Ничего здесь не случается… никогда ничего… И я не могу с этим свыкнуться. Труднее всего выносить мне эту окаменелость, это однообразие… Хотелось бы уехать отсюда… Уехать?.. Но куда, как?.. Не знаю и остаюсь!..

Барыня нисколько не меняется: все такая же недоверчивая, педантичная, сухая… никогда ни одного порыва, ни одного непосредственного движения, ни одного проблеска веселья на окаменелом лице…
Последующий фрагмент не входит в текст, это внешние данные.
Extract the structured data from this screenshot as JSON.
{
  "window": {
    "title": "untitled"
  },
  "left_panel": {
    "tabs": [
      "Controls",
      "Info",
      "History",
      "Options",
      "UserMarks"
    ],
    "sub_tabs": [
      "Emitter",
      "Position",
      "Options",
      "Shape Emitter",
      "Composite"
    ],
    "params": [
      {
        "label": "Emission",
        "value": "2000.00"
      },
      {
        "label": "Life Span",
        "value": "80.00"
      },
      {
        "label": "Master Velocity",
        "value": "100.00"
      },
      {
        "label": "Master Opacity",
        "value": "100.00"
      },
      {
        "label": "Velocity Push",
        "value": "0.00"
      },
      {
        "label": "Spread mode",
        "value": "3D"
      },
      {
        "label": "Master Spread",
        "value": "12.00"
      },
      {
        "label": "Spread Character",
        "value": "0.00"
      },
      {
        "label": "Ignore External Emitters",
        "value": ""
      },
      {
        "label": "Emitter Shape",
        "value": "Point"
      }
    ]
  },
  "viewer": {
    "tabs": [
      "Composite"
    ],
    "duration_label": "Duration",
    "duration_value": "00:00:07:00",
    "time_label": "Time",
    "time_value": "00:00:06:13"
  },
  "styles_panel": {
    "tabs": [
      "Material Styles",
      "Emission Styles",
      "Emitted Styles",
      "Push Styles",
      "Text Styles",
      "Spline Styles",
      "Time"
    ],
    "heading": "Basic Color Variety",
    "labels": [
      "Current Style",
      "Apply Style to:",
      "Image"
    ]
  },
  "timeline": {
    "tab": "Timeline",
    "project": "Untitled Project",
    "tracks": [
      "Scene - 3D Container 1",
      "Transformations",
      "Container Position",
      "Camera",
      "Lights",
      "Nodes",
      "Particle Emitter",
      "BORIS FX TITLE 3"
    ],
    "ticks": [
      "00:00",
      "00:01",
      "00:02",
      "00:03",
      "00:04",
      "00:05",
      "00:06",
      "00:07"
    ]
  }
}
Барин ведет обычный образ жизни, и по некоторым данным я имею основание думать, что он мстит мне за мою суровость, хотя месть его не опасна… После завтрака, он одевает высокие сапоги, берет ружье и отправляется на охоту; в сумерки возвращается, разоблачается без моей помощи, и в девять часов ложится спать… Он все такой же увалень, комичный и безличный… Толстеет… Как могут богатые люди вести такую скупую жизнь?.. Иногда я спрашиваю себя относительно барина?.. На что бы он мне был нужен?.. Денег у него нет; удовольствия тоже вряд ли от него много… Разве только, что барыня не ревнива!..

Ужаснее всего в этом доме, это тишина… Я совершенно не могу к ней привыкнуть… И все же, несмотря на это, я привыкаю ходить на цыпочках, «летать по воздуху», как говорит Жозеф… Часто, среди мрачных стен этих темных коридоров, я кажусь сама себе каким-то призраком, привидением… Я задыхаюсь здесь… И все же живу!..

Единственное мое развлечение, это отправляться в воскресенье, после обедни, к г же Гуэн, содержательнице бакалейной лавки. Чувство гадливости отталкивает меня от нее, но скука пересиливает, и я иду…

Там, по крайней мере, встречаются, собирается народ… Сплетничают, гогочут, шумят, потягивая стаканчики смородинной… Все-таки какая-то иллюзия жизни… И время проходит… Прошлое воскресенье я не встретила там одной постоянной посетительницы с крысиной мордочкой и гноящимися глазами… Осведомляюсь…

— Ничего… пустяки… — отвечает бакалейщица тоном, которому она старается придать оттенок таинственности…

— Значит, она больна?..

— Да… но это сущий пустяк… Через два дня уже ничего не будет…

И мадемуазель Роза смотрит на меня испытующим взглядом, точно говоря:

— А! Видите! Это женщина очень опытная…

Как раз сегодня, у бакалейщицы, мне сообщили, что накануне охотники нашли в Районском лесу, под кучей ежевики и сухих листьев, чудовищно изнасилованный труп девочки… Говорят, что это дочь железнодорожного сторожа… В местечке ее звали маленькой Кларой… Немножко глупенькая, но милая, скромная девочка… Двенадцати лет ей еще не было. Славная находка, подумайте, для такого местечка… где каждую неделю пережевываются одни и те же сплетни… Теперь языки нашли себе пищу…

По словам Розы, всегда лучше осведомленной всех других, малютку Клару нашли с распоротым животом; из отверстия, проделанного поясом, вытекли внутренности… На затылке и горле явственно отпечатлелись следы пальцев душителя… Ее несчастные недоразвившиеся члены представляли одну сплошную опухшую рану, точно над ними орудовало — по выражению Розы — огромное топорище дровосека… На измятой стоптанной траве еще виднелось место совершения преступления… Случилось это, должно-быть, по меньшей мере неделю тому назад, потому что труп уж успел основательно разложиться…

Несмотря на ужас, внушаемый преступлением, я отлично вижу, что для большинства этих тварей, факт изнасилования и связанные с ним гнусные представления, не то чтобы прощались, но в значительной степени извиняются тем… что дело имеет любовную подкладку… При этом приплетают целую кучу вещей… припоминают, что маленькая Клара весь день проводила в лесу… Весной, она собирала ландыши, анемоны, жонкили и делала букетики, которые затем продавала в городе дамам; также собирала сморчки и носила их по воскресеньям на рынок… Летом наступала пора всевозможных грибов и… летних цветов… Но, в это время, когда нечего было собирать, что могла она делать в лесу?..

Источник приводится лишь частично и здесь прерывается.